Animal husbandry, the practice of breeding and raising livestock for food production, is also contributing to the rise of AMR. Many farmers who raise livestock give antibiotics to prevent disease in crowded settings or to speed growth, exposing entire herds and flocks when animals are not sick. Resistant bacteria then spread through slaughter and processing, manure runoff, and worker contact.

Nearly two-thirds of projected AMR deaths in 2050 are expected among those 70 and older.

Christopher Murray and colleagues analyzed 24 bacterial pathogens and 84 pathogen-drug pairs, drawing on 20 million data points from 204 countries and territories. Each pair links a bacterium to a standard antibiotic. For every pair, they estimated how often the bacteria were not susceptible to that drug, then applied those rates to infection counts. When viewed together, the 84 pairs provide a consistent picture of resistance across pathogens and settings. This type of analysis can quantify deaths attributable to resistance (cases in which patients likely would have survived had the bacteria responded to the antibiotic) and deaths associated with the disease (cases in which resistance worsened outcomes by delaying or limiting effective treatment).

Researchers projected South Asia and Latin America to face the highest rate of all-age mortality rates attributable to AMR by 2050. The key reasons for this are a dangerous combination of an aging population, limited health care infrastructure, and widespread antibiotic misuse, which create ideal conditions for resistant bacteria to thrive. Age raises risk because older adults have more contact with health care and are more likely to have chronic conditions that require treatment, which increases exposure to antibiotics and to health care-associated pathogens. Nearly two-thirds of projected AMR deaths in 2050 are expected among those 70 and older.

AMR is a problem regardless of a country’s income level, with high-income countries also seeing rising resistance in community and hospital settings, as shown in the map above. Methicillin-resistant Staphylococcus aureus, or MRSA, can move through households, locker rooms, and schools. A small cut or scrape can become a serious infection when resistant staph gains a foothold.

The trajectory of antibiotic resistance is still ours to change if we act now.

Public health tools to monitor and evaluate AMR already exist. The WHO Global Antimicrobial Resistance and Use Surveillance System (GLASS) is a shared system among 109 countries and territories that helps track how often antibiotics are used and how well they work. Local lab summaries, often called antibiograms, show which antibiotics beat the germs most common in that community. Clinicians use these summaries to pick the best drug response.

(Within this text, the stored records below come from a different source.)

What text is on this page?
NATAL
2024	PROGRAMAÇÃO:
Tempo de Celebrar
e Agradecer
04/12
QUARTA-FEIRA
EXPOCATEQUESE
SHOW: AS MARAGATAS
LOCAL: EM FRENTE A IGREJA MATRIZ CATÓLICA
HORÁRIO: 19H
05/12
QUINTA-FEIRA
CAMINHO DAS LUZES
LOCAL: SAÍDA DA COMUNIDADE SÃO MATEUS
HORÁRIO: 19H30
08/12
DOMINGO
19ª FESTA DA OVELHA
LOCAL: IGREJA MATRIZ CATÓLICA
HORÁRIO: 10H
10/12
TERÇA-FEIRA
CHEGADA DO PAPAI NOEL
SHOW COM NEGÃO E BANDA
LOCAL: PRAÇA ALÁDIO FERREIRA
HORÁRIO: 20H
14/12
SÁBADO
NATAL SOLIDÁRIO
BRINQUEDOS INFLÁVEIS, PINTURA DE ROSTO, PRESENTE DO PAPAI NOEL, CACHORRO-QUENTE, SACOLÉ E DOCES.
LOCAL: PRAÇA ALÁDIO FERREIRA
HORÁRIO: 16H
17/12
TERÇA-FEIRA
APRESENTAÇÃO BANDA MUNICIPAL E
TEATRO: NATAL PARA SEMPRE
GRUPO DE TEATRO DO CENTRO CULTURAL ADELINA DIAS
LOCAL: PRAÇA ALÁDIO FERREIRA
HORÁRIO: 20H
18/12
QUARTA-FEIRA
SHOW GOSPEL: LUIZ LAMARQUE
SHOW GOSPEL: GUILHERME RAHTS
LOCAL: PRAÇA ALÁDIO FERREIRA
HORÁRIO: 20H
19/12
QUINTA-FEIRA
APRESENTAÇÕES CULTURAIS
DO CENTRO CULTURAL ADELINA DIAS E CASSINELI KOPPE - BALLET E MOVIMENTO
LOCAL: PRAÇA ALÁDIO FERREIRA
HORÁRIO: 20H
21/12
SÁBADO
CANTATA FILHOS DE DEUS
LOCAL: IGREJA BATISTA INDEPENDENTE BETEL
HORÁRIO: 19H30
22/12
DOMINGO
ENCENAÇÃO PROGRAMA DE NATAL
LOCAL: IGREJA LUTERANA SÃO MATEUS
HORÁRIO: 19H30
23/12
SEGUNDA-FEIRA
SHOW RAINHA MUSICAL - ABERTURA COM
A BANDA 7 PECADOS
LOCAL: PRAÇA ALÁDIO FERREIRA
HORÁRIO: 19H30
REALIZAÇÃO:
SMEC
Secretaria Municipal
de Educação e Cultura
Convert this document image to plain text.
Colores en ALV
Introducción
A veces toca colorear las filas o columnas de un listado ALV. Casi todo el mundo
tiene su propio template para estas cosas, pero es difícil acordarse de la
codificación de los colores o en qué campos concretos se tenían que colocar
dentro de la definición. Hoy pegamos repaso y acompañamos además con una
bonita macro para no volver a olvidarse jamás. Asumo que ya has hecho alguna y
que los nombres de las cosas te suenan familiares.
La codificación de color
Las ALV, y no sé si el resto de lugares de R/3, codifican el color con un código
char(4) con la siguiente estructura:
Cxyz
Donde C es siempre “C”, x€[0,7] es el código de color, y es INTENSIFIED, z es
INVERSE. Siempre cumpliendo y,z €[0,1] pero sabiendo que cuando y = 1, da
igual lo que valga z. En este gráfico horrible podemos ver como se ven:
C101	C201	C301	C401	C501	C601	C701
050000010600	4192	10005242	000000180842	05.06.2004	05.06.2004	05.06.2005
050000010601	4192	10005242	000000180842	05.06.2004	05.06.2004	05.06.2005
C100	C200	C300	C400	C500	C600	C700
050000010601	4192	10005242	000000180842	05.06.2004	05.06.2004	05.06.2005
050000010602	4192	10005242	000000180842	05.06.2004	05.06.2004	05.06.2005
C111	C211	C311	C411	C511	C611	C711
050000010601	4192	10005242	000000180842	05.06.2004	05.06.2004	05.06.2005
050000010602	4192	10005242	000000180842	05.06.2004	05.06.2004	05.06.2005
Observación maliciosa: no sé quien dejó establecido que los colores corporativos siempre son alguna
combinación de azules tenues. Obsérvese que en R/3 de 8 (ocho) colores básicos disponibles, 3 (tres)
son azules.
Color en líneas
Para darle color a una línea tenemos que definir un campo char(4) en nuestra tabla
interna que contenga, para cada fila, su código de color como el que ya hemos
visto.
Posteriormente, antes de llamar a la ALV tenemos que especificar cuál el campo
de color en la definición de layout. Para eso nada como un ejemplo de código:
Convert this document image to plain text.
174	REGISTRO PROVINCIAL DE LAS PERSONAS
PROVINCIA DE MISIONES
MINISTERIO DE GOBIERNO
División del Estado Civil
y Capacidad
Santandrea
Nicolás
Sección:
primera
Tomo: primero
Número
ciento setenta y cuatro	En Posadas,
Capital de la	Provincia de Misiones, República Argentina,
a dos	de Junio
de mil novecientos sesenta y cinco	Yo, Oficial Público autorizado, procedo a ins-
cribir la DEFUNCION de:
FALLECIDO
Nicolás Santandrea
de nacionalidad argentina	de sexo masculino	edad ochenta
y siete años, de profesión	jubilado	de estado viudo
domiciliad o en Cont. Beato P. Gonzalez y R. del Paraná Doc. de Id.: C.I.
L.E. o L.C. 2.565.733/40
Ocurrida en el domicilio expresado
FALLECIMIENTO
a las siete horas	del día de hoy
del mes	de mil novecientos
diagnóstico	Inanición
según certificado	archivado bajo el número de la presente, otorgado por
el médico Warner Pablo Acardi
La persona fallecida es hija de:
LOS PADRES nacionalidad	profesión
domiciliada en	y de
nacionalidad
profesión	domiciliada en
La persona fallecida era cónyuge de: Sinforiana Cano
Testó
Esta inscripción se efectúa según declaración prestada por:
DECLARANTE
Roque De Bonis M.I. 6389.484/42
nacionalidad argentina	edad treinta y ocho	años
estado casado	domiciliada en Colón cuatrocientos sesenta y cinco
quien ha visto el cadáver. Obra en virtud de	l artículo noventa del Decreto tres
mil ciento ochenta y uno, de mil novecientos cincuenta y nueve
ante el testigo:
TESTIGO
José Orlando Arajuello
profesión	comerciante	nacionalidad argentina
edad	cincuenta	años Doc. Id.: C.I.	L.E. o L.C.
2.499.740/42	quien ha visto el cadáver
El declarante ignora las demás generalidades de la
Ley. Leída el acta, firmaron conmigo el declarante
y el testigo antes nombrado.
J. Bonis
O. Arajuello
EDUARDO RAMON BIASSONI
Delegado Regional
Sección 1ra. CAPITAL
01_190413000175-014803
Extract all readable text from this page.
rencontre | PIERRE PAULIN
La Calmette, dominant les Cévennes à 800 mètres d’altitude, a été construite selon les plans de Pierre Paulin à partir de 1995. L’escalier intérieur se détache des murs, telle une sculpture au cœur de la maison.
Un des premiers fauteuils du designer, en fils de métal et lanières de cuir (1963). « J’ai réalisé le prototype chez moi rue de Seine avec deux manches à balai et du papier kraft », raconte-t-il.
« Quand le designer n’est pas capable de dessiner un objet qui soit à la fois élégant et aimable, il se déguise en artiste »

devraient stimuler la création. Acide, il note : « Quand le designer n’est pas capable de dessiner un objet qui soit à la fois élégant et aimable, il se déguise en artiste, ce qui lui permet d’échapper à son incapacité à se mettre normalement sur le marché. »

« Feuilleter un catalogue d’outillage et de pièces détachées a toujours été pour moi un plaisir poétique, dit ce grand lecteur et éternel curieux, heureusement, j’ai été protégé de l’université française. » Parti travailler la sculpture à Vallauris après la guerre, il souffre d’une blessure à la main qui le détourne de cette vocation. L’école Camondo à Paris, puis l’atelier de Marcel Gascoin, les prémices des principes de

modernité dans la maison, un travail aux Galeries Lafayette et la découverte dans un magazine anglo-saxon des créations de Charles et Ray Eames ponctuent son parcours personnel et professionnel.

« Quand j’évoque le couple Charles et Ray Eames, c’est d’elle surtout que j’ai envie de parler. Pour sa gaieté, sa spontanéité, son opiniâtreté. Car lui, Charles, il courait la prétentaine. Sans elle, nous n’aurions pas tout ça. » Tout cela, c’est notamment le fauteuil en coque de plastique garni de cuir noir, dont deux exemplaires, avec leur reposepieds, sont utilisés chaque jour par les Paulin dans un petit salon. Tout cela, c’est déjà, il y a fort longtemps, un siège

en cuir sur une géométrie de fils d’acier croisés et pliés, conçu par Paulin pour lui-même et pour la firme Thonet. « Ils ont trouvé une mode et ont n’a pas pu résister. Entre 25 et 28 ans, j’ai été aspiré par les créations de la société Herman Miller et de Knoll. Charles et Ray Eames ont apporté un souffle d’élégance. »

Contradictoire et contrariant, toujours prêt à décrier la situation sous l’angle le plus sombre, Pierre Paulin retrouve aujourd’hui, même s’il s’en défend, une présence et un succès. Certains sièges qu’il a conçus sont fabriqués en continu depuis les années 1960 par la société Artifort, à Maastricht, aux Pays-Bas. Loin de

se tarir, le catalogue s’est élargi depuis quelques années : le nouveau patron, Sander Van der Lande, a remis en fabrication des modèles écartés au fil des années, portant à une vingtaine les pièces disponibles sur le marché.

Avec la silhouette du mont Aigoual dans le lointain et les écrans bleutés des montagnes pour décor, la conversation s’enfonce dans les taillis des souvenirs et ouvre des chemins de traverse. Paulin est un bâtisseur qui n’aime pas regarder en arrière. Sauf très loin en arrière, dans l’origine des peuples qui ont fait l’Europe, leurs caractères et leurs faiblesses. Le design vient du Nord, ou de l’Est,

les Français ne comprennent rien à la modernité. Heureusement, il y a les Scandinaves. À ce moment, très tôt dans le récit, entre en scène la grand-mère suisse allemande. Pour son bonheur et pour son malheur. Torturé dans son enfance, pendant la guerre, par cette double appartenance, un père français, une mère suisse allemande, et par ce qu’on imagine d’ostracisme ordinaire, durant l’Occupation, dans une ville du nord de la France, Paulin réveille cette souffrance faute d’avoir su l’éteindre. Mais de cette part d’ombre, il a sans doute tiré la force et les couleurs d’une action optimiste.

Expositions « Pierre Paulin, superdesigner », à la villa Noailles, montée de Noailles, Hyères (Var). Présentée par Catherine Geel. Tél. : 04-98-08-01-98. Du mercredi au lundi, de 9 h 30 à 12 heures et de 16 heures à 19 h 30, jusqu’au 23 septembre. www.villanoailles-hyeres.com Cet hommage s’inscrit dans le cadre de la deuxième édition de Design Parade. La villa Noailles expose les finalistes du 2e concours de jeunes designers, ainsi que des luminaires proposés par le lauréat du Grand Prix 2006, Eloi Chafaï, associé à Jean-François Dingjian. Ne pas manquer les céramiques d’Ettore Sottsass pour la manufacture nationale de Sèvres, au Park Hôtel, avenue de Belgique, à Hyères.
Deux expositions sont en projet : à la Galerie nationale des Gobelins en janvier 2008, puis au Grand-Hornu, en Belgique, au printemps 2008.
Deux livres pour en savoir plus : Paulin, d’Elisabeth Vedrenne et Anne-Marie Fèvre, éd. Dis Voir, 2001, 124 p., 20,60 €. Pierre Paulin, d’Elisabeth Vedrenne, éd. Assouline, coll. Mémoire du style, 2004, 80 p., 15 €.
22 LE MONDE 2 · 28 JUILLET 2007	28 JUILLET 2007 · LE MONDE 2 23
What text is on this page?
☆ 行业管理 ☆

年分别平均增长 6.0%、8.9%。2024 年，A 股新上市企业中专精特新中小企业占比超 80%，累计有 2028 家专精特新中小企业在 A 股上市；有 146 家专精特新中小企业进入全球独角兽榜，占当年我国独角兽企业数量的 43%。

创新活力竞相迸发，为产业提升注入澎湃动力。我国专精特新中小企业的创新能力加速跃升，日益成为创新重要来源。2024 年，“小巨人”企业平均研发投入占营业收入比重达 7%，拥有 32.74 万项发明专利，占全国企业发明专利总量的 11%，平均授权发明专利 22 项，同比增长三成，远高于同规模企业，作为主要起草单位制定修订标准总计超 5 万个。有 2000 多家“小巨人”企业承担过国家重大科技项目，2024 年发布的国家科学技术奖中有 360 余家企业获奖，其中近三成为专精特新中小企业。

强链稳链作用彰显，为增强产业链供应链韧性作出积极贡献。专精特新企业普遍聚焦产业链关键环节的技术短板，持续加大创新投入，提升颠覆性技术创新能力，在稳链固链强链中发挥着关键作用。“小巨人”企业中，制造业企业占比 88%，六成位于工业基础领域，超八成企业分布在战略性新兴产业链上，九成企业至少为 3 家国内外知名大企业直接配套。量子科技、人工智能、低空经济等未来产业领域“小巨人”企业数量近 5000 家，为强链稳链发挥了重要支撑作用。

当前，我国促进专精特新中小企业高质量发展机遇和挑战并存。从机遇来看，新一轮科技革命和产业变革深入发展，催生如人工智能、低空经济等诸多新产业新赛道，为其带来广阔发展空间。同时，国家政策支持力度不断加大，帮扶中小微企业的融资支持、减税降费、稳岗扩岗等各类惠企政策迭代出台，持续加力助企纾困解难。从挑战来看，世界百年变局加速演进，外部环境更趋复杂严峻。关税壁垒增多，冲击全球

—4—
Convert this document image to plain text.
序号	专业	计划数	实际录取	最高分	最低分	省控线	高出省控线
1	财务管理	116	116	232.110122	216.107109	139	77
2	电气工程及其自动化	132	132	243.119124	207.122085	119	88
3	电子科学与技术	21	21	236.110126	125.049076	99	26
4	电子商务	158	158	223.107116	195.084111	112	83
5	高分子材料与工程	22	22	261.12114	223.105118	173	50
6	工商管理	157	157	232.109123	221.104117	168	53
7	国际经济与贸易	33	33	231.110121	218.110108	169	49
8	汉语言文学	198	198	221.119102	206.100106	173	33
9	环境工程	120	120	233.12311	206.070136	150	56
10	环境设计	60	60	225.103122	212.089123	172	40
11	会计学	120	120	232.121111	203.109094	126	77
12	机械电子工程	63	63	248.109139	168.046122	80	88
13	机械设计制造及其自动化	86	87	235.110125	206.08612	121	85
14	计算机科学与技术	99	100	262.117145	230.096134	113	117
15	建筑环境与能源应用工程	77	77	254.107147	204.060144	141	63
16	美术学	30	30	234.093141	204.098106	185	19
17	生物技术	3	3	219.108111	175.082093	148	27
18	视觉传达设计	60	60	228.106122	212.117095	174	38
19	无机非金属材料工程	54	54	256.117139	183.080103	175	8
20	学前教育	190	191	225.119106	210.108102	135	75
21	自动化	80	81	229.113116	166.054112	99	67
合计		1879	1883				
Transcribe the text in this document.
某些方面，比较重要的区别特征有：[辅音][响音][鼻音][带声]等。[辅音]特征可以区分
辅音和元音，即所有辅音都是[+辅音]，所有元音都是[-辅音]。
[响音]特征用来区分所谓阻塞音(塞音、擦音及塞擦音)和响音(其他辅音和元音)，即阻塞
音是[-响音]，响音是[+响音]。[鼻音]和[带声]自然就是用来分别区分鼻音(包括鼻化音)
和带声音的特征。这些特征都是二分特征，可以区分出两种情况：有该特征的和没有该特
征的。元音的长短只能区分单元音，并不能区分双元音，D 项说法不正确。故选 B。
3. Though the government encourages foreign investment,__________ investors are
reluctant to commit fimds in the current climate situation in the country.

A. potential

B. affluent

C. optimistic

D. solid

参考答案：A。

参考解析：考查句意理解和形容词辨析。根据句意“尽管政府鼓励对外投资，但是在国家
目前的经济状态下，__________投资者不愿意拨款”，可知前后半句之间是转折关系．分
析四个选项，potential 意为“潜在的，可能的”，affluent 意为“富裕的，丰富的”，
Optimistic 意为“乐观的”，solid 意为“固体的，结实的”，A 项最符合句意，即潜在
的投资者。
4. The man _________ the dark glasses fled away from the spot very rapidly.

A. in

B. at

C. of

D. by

Analyzing microbial DNA also offers a unique place of intervention. Genomic sequencing tells us which resistant bacteria are present and how they spread from place to place. When labs share these results through national systems and GLASS, health officials can see where resistant organisms are gaining ground and prevent outbreaks from occurring in the first place.

Progress depends on scaling best practices, not ticking off a checklist. High-quality care means quick, accurate diagnosis, choosing the right antibiotic, and finishing the full course prescribed. Prudent use means treating confirmed or strongly suspected bacterial illness, not viral infections. Modeling suggests that scaling these practices through 2050 could avert about 92 million deaths. Developing new antibiotics for the toughest infections could prevent another 11 million. These figures reflect potential gains, not guaranteed results.

By 2050, resistant infections could kill more people than cancer. Yet this outcome is not inevitable. Each prescription written with care, each policy limiting unnecessary livestock use, and each investment in prevention shifts the numbers in the right direction. The trajectory of antibiotic resistance is still ours to change if we act now.